Healthcare organizations are learning the hard way (i.e., increased breaches and record exposures) that cybersecurity is increasingly complex. As a result, they need more support from partners specializing in risk management, security, and compliance to augment internal resources as an extension of existing teams.
Managing Spend
Because of resource constraints and financial challenges, healthcare has long underinvested in cyber resilience. A common question is, “How much will this cost?”
The reality is that it’s difficult to put a number on how much an organization should spend on cybersecurity as a percentage of an IT budget. Why? Because so many areas are important.
How much an organization invests in each area of its cybersecurity program should be based on risk tolerance and resources.
Too often, however, healthcare organizations don’t focus enough time and energy on risk analysis and risk management. And, while there may be a tendency to buy the latest and greatest tools and technologies-there’s often a void in determining if it will drive down the greatest amount of risk.

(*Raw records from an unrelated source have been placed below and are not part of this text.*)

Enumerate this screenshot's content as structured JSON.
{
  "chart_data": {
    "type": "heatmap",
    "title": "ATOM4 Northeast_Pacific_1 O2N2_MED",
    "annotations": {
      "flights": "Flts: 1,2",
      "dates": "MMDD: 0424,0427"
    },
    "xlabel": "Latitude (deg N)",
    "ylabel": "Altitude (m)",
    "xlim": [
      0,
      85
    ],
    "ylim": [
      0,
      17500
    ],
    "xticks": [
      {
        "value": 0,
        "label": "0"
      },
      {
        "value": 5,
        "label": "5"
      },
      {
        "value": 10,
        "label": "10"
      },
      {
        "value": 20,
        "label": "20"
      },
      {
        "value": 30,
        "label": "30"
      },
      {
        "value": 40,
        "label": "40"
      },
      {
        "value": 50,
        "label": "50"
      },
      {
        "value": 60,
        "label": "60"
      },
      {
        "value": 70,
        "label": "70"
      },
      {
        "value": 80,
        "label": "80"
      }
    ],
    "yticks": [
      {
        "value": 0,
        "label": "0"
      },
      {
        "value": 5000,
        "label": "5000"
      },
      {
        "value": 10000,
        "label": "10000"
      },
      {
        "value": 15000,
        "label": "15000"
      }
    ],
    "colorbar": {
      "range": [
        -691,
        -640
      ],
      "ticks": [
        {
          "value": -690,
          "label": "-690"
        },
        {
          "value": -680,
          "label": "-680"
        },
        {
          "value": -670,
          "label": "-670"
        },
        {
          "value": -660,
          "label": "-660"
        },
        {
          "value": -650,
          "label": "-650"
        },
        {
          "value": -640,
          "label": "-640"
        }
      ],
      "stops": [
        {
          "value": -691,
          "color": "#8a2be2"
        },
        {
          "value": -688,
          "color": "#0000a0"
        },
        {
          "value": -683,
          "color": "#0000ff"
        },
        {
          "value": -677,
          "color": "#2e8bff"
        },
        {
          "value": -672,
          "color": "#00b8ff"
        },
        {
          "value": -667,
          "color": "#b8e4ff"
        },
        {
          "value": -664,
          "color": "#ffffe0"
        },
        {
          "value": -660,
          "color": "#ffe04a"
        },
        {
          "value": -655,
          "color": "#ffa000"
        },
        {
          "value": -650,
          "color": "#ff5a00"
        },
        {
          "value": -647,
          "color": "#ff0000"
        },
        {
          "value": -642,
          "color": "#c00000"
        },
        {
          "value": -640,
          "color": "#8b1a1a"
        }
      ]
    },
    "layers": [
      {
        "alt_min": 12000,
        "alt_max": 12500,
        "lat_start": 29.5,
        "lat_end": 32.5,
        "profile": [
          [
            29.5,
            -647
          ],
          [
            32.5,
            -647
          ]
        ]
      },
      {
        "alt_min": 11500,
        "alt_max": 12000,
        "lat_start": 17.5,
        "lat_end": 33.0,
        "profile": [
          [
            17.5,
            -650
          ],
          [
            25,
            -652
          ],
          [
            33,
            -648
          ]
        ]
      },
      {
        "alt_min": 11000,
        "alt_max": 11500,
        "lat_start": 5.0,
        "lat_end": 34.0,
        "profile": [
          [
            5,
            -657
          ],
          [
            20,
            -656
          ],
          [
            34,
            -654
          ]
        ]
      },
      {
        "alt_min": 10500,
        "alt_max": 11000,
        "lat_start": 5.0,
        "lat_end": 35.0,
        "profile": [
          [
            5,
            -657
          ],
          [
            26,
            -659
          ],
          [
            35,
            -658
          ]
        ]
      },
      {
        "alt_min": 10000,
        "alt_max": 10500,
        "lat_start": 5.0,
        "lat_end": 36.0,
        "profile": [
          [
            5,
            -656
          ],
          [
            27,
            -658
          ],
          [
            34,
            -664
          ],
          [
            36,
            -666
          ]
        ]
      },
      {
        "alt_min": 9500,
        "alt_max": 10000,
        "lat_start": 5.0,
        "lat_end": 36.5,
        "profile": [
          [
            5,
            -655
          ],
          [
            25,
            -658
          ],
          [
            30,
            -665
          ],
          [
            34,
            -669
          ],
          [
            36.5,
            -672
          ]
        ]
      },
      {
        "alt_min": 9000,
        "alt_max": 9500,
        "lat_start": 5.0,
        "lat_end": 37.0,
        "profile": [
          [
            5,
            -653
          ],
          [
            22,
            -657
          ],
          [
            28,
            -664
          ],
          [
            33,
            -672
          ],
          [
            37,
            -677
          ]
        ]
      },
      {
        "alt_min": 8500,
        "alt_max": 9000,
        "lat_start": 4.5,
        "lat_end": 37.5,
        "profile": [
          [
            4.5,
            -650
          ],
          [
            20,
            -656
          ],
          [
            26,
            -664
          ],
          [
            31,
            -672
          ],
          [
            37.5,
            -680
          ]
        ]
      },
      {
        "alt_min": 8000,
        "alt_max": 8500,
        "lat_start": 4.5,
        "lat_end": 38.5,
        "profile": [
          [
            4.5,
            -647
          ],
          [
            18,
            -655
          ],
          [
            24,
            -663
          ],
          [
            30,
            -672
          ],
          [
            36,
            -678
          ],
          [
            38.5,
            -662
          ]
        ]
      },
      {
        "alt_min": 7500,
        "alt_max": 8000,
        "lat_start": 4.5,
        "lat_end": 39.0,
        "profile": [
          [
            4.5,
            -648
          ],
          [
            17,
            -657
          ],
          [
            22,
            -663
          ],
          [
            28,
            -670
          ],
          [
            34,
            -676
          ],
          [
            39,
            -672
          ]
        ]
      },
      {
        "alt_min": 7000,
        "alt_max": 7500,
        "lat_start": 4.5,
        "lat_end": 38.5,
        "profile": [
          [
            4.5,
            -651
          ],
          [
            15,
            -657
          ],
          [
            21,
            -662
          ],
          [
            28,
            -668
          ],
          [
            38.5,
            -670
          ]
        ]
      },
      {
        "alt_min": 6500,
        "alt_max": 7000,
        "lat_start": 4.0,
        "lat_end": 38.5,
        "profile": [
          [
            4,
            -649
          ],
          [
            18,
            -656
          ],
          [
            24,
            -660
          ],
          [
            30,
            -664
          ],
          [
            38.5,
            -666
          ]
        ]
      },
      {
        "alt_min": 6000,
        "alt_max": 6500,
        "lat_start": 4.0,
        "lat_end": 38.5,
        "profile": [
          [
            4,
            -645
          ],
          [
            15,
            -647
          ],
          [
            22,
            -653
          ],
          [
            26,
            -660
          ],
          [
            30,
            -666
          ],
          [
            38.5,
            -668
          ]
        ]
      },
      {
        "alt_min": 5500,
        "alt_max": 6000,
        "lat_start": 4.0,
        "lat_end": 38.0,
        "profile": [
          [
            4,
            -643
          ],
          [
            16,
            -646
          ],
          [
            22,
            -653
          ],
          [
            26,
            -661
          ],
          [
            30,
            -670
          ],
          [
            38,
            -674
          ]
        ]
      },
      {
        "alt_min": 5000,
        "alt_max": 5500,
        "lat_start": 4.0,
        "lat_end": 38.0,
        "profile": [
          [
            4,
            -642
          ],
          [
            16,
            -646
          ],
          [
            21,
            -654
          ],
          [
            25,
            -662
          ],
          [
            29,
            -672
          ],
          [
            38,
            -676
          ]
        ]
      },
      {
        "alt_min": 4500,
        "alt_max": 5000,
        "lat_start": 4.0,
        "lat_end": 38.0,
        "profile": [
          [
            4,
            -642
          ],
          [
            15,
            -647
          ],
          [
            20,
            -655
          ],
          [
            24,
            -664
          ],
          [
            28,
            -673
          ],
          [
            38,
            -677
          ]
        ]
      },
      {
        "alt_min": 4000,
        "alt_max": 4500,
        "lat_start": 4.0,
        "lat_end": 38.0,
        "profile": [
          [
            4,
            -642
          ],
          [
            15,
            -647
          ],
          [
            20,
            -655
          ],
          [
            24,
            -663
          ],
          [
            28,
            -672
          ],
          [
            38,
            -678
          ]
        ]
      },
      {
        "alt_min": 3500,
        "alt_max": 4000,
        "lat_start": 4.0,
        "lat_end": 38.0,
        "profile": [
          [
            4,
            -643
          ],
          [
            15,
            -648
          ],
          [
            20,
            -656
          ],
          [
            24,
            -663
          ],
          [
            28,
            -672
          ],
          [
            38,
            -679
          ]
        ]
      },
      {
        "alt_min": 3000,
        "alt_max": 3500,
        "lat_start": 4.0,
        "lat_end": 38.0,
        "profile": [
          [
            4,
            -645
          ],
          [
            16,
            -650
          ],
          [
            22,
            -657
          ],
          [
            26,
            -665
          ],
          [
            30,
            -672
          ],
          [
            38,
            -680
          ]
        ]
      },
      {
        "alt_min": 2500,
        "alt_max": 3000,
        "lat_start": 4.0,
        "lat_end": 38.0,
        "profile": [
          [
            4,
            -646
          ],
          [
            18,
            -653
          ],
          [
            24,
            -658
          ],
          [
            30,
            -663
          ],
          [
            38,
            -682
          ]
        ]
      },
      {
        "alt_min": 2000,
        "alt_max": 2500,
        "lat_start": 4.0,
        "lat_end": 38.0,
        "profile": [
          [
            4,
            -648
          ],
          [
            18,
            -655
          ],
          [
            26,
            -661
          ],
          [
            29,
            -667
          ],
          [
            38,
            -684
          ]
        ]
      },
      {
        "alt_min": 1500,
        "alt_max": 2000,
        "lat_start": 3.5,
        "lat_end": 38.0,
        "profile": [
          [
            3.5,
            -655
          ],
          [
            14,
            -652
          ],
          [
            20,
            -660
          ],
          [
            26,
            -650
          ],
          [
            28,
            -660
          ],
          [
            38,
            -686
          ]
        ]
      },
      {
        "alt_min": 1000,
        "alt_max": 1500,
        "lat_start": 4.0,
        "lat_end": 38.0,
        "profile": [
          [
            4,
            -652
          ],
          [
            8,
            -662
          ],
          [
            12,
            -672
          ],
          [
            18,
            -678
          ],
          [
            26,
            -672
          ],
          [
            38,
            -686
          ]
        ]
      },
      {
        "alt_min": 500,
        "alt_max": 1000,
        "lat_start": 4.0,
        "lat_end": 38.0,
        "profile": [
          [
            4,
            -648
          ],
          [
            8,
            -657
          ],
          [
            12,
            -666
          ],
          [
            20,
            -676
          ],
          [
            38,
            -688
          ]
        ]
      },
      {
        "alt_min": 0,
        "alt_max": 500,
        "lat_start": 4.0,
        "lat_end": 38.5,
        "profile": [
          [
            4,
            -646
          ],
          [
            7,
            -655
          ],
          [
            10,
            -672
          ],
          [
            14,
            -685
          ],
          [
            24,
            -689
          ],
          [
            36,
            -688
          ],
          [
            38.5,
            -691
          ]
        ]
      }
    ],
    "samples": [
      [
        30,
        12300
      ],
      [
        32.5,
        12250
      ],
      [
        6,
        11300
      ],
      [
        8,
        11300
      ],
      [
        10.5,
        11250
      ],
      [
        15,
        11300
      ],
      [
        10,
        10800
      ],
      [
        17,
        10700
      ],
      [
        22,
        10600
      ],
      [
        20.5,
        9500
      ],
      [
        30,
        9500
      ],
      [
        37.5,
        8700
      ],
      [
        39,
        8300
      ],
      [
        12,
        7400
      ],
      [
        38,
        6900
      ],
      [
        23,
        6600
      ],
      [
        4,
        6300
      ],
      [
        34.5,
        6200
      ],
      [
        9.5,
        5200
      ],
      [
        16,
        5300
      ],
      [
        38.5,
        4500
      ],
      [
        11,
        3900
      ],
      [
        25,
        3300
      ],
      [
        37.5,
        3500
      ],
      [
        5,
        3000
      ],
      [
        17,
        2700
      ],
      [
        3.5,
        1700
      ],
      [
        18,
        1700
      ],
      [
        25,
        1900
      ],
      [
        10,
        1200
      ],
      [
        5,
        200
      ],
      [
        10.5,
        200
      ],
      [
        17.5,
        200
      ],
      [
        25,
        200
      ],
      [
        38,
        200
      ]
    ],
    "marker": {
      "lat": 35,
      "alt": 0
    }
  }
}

Healthcare organizations should use risk analysis to identify risks above their risk threshold. If a risk is above that threshold, determine if your organization will accept, transfer, avoid, or mitigate that risk. Risk mitigation may require additional investments to bring that risk to an acceptable level.
The takeaway: if your organization is evaluating an IT investment, be sure to budget to assess risks and factor risk into your investment. Conduct a business impact analysis, and evaluate alternatives that are more practice to monitor for and respond to threats.